On the other hand, the population could be evolving. As cold snaps winnow down the parts of the population that can’t survive them, there’s a possibility that the newer generations are evolving a hardiness to cold that their ancestors didn’t have.
For instance, in South Florida’s last serious cold snap in 2010, where temperatures dropped so low that ice formed on shallow water south of Florida City, iguanas and other invasive reptiles like the Burmese python, died off in droves. But an FWC study found the python population recovered quickly, dashing hopes that cold weather alone could contain the problematic snake’s exponential growth.
“What’s happening in Florida is really interesting because we have a bunch of species here that have already adapted to a new climate,” he said. “They’ve already gone through a filter that has allowed some species to become really well-established and it’ll be interesting to see how they continue to shift or hit the evolutionary wall.”

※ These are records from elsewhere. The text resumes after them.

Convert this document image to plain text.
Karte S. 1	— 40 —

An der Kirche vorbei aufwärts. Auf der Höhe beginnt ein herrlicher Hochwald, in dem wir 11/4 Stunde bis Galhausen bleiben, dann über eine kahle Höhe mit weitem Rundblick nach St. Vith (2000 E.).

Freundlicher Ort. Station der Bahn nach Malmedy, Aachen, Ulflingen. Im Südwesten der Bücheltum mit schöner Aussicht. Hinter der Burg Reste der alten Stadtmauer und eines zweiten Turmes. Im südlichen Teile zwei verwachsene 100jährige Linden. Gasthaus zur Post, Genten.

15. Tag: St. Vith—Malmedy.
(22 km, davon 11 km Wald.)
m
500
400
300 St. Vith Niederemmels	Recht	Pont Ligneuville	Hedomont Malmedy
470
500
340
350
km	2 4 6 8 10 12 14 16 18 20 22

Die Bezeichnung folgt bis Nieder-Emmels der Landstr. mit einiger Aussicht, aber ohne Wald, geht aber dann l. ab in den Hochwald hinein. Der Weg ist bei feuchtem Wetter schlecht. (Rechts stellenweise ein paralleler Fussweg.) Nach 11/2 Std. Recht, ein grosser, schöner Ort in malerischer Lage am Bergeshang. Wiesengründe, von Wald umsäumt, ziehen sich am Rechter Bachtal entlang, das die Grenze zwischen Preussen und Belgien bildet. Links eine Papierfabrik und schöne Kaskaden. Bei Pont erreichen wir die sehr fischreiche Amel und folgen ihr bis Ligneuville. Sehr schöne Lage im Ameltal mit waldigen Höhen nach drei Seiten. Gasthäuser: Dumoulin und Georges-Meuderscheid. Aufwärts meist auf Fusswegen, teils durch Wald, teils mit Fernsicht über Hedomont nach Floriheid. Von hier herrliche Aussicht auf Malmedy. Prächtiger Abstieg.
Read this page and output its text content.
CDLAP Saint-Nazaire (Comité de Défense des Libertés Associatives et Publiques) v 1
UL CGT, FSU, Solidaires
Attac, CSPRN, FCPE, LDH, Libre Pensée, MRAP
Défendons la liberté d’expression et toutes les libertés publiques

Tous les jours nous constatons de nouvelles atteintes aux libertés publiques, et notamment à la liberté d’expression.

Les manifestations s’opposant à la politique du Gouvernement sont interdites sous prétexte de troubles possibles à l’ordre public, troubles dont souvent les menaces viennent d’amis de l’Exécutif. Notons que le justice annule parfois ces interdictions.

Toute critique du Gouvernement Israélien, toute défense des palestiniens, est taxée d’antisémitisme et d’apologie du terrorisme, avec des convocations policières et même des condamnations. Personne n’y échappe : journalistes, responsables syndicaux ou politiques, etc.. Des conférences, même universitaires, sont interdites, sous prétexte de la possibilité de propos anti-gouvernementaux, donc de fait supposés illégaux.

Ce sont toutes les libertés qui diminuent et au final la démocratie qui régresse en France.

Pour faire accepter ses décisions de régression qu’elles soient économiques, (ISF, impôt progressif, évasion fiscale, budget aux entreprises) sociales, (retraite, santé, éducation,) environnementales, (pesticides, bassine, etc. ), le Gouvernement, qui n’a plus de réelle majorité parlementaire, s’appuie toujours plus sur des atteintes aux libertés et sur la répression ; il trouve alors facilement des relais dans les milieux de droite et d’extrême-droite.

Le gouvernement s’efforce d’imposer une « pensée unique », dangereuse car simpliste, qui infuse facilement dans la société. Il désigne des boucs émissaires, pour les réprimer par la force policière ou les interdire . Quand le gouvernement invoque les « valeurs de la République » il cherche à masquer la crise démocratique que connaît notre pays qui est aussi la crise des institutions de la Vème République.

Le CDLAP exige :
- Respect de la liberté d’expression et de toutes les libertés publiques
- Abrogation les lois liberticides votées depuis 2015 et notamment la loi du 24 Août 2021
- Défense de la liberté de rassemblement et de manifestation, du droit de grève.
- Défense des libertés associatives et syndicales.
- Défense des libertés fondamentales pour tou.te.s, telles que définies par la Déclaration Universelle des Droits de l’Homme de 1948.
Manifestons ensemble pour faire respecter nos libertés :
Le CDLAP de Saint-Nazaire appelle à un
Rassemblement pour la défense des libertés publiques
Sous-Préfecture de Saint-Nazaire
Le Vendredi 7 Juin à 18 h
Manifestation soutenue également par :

Cox is currently watching another type of lizard — the Panamanian slender anole — do just that.
To find out, his team plopped a bunch of lizards on the small islands created when the Chagras River valley was flooded to form the Panama Canal. Cox said these hilltops — now islands — are hotter and dryer than the anole’s usual habitat deep in the rainforest. Those conditions mimic what the population might see as the world warms from climate change.
Five years later, “we’re definitely finding evidence of acclimation and definitely seeing the potential for evolutionary change,” he said.